You may think: well, one tree growing or being cut down doesn’t affect the situation very much, and you’d be right. On the city scale, one tree doesn’t make or break any carbon emissions portfolio. But on a city scale, and even though the trees may be few and far between, we’re talking about hundreds of thousands or millions of trees within the city boundary. The most recent study on urban forestry done by our lab showed that for some cities, the carbon sequestered by these trees offset up to 3% of that city’s carbon emissions, whereas for other cities the carbon released by trees cut down for development constituted over 20% of total emissions. Urban tree management makes a big difference.

So for the past year and a half I’ve studied urban tree carbon storage and sequestration. My thesis is in the final stages of writing and I hope to share it once I’m done. But for now, I just wanted to share one reason urban trees are so awesome: carbon!

The next time you’re out and about in your favorite urban space, keep an eye out for the local tree population. How are they doing? Do they look strong, healthy, and well-cared for, or neglected? Do you see many trees at all? What species are they? How big are they, on average? Would you like to see more trees around your city, or less? Trees are one of those things that we just take for granted, but human activity puts them, like everything in the world, at jeopardy. I believe that human activity can also bless trees and help them flourish, but only if we think and act carefully.

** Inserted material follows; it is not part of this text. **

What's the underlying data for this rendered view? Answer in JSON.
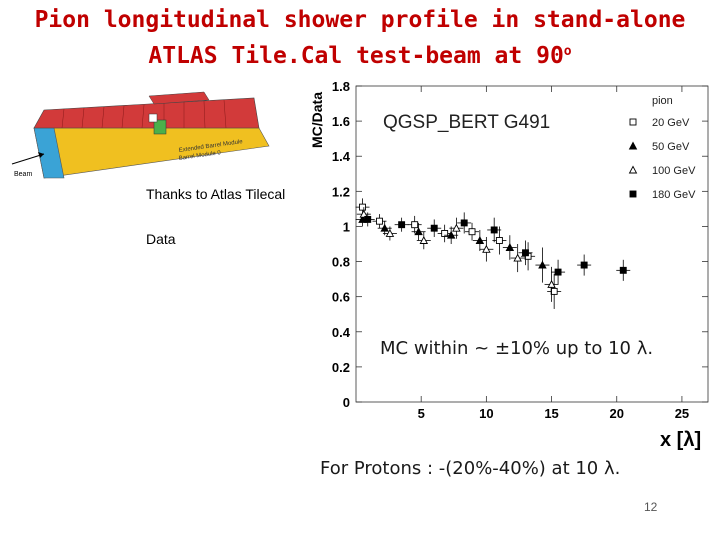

As a concluding thought, consider the following vision of the heavenly city in Revelation, ch. 22: “the river of the water of life, bright as crystal, flowing from the throne of God and of the Lamb through the middle of the street of the city; also, on either side of the river, the tree of life with its twelve kinds of fruit, yielding its fruit each month. The leaves of the tree were for the healing of the nations.” God includes trees in his perfect urban master-plan. And although this vision is of the heavenly Jerusalem, perhaps the leaves of urban trees today also provide real healing of the nations through the twin miracles of photosynthesis and atmospheric carbon sequestration.